WARUNG kopi Aming semakin panas dan sedap saja, tempat nongkong para mania kopi pun kian subur. Aming saja, gerainya sudah ada di mana-mana dan tak pernah sepi, selalu ramai di mana pun dia membuka kafe barunya. Sebelum pandemi Covid-19, pengunjungnya selalu padat dari pagi hingga malam hari, hingga menghabiskan sekira empat kilo kopi, itu setara dengan 500 gelas dalam satu hari saja. Labanya pun mengucur deras, capaiannya bisa ratusan juta dalam satu bulan.
Pontianak memang dikenal dengan warung kopinya, kebiasaan masyarakat yang rajin nongkrong, membuka peluang usaha warung kopi. Maka jangan heran, kalau hampir di setiap sudut kota ini selalu saja ada warung kopi, hingga ada yang bilang, bisnis warung kopi paling menguntungkan, modalnya hanya air panas saja, sesendok gula dan sesendok kopi, keuntungan pun sudah bisa langsung disruput.
Namun dari banyaknya warung kopi, yang paling tajir dan sohor di Pontianak, Kalimantan Barat salah satunya adalah Warung Kopi Aming. Bagi penikmat kopi, maka seduhan kopi Aming terasa beda, lebih sedap, masih ditambah lagi dengan beberapa taburan biji kopi yang bila digigit terasa gurih dan renyah. Ini menjadi salah satu kekhasan Aming yang bikin orang ketagihan.

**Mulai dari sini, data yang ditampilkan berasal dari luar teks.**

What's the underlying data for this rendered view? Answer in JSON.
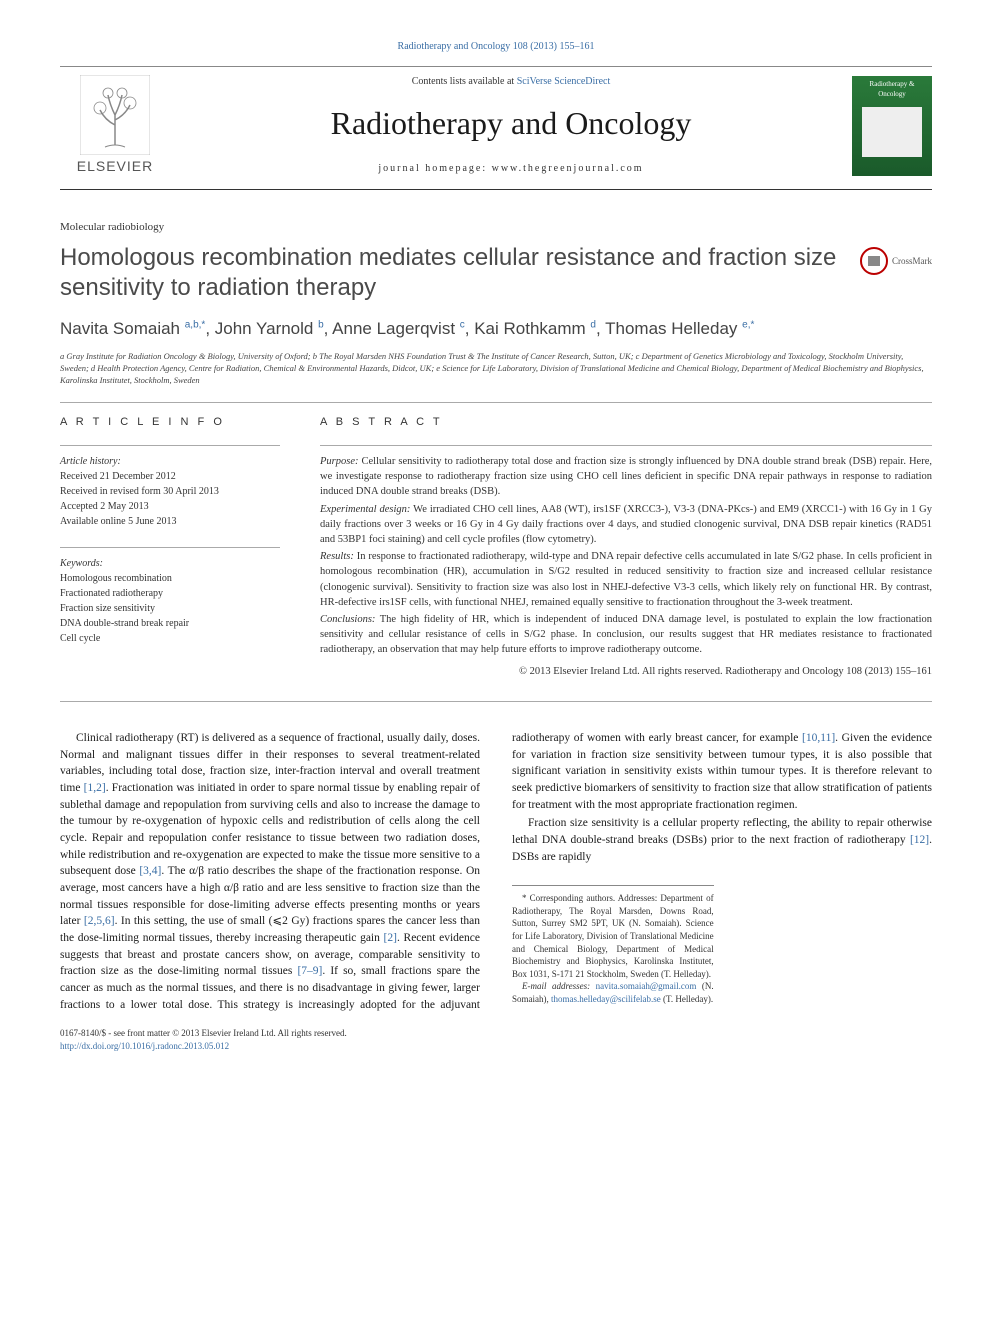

Pemiliknya adalah Limin Wong, namun biasa disapa Aming, ayah tiga anak yang usianya baru menapak 42 tahun. Bertubuh kecil, rada kurus, namun geraknya gesit dan bicaranya cerdas, apalagi jika diajak ngomong soal kopi, maka suaranya akan lantang. Dia pun tak segan berbagi ilmu keberhasilannya, menyeduh dan menyajikan kopi racikannya.
Sebenarnya, Aming tidak memulai usahanya dari awal. Boleh dikata dia meneruskan usaha orangtuanya yang sejak awal sudah berbisnis kopi. Hanya ketika itu, kopi buatan sang ayah tidak punya merek dan hanya dikemas biasa, kemudian dijual, seperti kebanyakan yang dilakukan para penjaja kopi, yakni menumbuk sendiri biji kopi, kemudian dibungkus dan jual.
Nah, Aming melihat ada peluang bagus yang bisa dikembangkan, lantaran kopi bubuk buatan sang ayah ketika itu lumayan diminati pasar. Dia pun berinisiatif membuka warung kopi. Siapa nyana, peminatnya banyak, dari tempat kecil, kemudian membesar lantaran tak mampu menampung pengunjung. Ada sekitar 40 meja lebih dengan kursi juga seratus lebih mengisi warungnya, dan selalu penuh diduduki dari pagi hingga malam hari. Bahkan, menjelang hendak tutup sebelum tengah malam pun, pelanggannya masih berdatangan.
Ketagihan kopi Aming pun mencetuskan ide untuk menjual bebas kopi bubuk buatannya. “Itu bermula ada yang nanya dan mau beli kopi bubuknya saja. Makanya, kemudian saya kasih merek dan mengemasnya dalam plastik dari ukuran satu kilo, setengah kilo, hingga seperempat kilo atau ukuran 300 gram,” jelas Aming.
Awalnya hanya jualan kopi bubuk dalam kemasan di warung kopinya, sekarang permintaan sudah menyebar dan masuk ke banyak toko serta supermarket kota Pontianak. Satu toko, biasanya dia titip sepuluh kilo kopi Aming. Kalau dulu harga satu kilonya Rp 60.000 sekarang udah naik menjadi Rp 70.000. “Karena bahan bakunya udah naik semua,” kilah Aming.
Sementara kopi seduhan Aming yang dijual di warungnya pun sudah dinaikkannya, alasannya semua bahan pokok sudah naik, terutama gula pasir yang menjadi sobat akrabnya kopi. “Dulu masih jual Rp 5.000 per gelas, sekarang sudah naik menjadi Rp 6.000 per gelas, karena harga gula pasir tak mau turun-turun, “ kata Aming sembari mengepak bungkusan kopi bubuknya dalam banyak kardus.